DOE slates petroleum contracting roadshow in Singapore

ENERGY Secretary Alfonso Cusi

MANILA — The Department of Energy (DOE) has already firmed up August 3 this year as its international roadshow date for the modified petroleum contracting that the Philippine government will be dangling to foreign investors, the Manila Bulletin reports.

Energy Undersecretary Donato D. Marcos noted that all preparations are now underway for the initial promotional activity they will be holding in Southeast Asia’s finance and trade center. This has been deferred from the initial June schedule.

Marcos said this will cover the 14 pre-determined areas (PDAs) that they will be offering to prospective takers of service contracts.

He added that the details of the roadshow program as well as the propounded soft launch of the Philippine Conventional Energy Contracting Program (PCECP) in Singapore “will have to be presented to Secretary Alfonso G. Cusi this week for his final approval.”

One-on-one discussions will also be held with the investors who are keen enough to advance their interests into the country’s upstream petroleum sector.
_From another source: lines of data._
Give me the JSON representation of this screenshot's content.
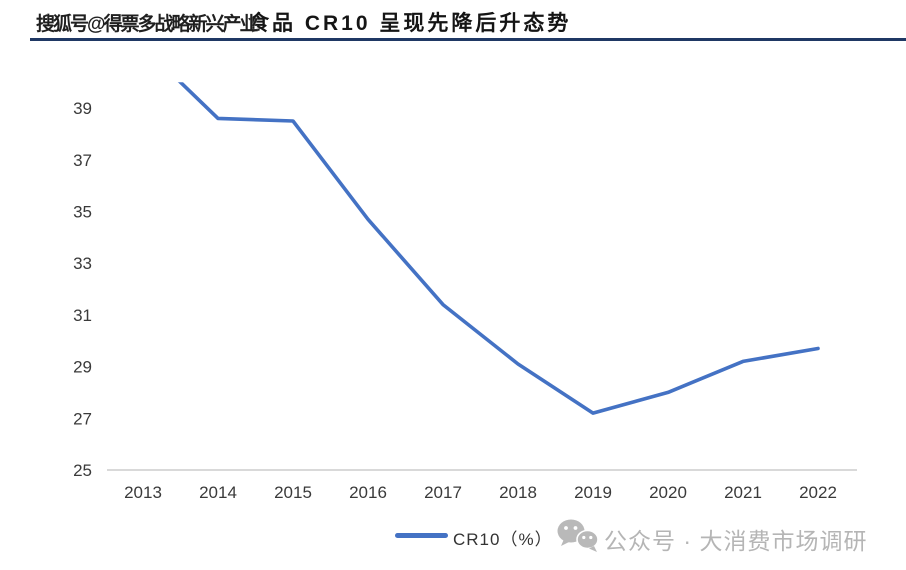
{
  "header": {
    "title": "食品 CR10 呈现先降后升态势",
    "sohu_watermark": "搜狐号@得票多战略新兴产业"
  },
  "legend": {
    "label": "CR10（%）"
  },
  "footer_watermark": {
    "icon": "wechat-icon",
    "text": "公众号 · 大消费市场调研"
  },
  "colors": {
    "line": "#4472C4",
    "divider": "#1F3864",
    "axis_line": "#D9D9D9",
    "axis_label": "#3a3a3a",
    "watermark_gray": "#b5b5b5"
  },
  "chart_data": {
    "type": "line",
    "title": "食品 CR10 呈现先降后升态势",
    "categories": [
      "2013",
      "2014",
      "2015",
      "2016",
      "2017",
      "2018",
      "2019",
      "2020",
      "2021",
      "2022"
    ],
    "series": [
      {
        "name": "CR10（%）",
        "values": [
          41.4,
          38.6,
          38.5,
          34.7,
          31.4,
          29.1,
          27.2,
          28.0,
          29.2,
          29.7
        ]
      }
    ],
    "ylabel": "",
    "xlabel": "",
    "ylim": [
      25,
      40
    ],
    "yticks": [
      25,
      27,
      29,
      31,
      33,
      35,
      37,
      39
    ],
    "grid": false,
    "legend_position": "bottom",
    "note": "2013 value exceeds axis maximum (40) so the line is clipped at the top of the plot area"
  }
}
Depending on the outcome of the roadshow, the energy official said they will calendar the next ones in Australia, the United States, and the United Kingdom.

Prior to the Singapore offer of the Philippine petroleum blocks, Marcos indicated that a formal launch of the PCECP shall be carried out first in Manila.

There will be 14 petroleum blocks that the country will offer to prospective service contracts (PSCs) comprising of eight (8) wells that shall entail deep drilling activity, and six wells for shallow drilling.

These targeted service contracts within the four sub-phases of their work program will likely fetch investments totaling more than US$2.0 billion, once scaled to the drilling of up to three wells.

On average, investors in shallow well drilling will likely inject a minimum capital outlay of US$36 million within the targeted seven-year work program, but deep drilling will entail higher capital spending of up to US$100 million per well.